In real languages with complex descriptors, the solution to multiple names is to maintain a list of descriptors in each symbol table entry and to manipulate the list during translation so that the correct descriptor is at the front of the list. Collect all descriptors for relevant variables declared in the block (or whatever) and insert these into the front of the list of descriptors just before translation or code generation. After translation of the code in this block each descriptor can be removed from the list.

In PL0, how is a local variable kept distinct from a non- local variable of the same name?
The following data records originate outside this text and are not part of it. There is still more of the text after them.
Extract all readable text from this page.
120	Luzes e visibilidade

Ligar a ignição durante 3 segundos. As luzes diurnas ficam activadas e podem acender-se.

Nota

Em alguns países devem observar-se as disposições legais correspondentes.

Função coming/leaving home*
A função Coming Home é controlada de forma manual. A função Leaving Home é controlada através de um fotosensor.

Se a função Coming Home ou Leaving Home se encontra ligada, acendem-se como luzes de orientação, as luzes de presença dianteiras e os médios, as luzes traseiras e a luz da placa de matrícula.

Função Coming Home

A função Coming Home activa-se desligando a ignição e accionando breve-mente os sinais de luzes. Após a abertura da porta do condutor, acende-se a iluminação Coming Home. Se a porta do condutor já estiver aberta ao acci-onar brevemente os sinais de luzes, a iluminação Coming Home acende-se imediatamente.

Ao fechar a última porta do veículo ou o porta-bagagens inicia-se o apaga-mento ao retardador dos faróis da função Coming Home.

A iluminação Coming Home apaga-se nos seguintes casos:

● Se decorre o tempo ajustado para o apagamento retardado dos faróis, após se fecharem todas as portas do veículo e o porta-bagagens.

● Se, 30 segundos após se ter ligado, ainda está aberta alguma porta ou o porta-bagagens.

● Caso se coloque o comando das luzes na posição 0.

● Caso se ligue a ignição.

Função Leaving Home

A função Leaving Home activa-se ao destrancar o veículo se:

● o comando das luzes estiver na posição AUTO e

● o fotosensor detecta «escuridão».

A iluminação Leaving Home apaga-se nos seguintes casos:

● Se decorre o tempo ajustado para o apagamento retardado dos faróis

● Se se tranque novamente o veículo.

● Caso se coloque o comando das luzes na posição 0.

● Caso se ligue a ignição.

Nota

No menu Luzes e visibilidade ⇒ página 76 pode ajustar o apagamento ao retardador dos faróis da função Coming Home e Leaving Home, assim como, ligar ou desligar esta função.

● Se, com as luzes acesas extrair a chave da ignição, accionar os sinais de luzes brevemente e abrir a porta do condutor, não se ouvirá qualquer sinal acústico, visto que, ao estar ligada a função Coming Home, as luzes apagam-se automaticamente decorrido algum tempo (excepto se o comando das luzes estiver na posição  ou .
Both are entered into the symbol table by ENTER. Why is local given preference?


POSITION scans backwards from TX to 0 and gets 1st identifier that matches.
Since identifiers are entered at end of table/list as procedures are processed
(i.e. block within block) the local variables come after the global
and hence are found first in a backwards scan.

Surely though, when back in mainline, the local variable of a procedure will be found first again and not the correct global variable! Why not?

Due to TX being a value parameter.

Note that it may be necessary to preserve all symbols at each level for a reason: DEBUGGING.

 When debugging a program it is necessary for the debug routines

to be able to reference local variables correctly.
Therefore the information may be saved to be included as
symbols in the .REL file. The linker program can then remove the symbols
if not wanted (since they take up space and the program
code certainly doesn't need them since it uses relative
addressing) OR it can leave it for use by the DEBUG program.

Using the primitive identifier look-up scheme in PL0, can you see how this reflects the notion of scope of variables and procedures? Is anything not catered for?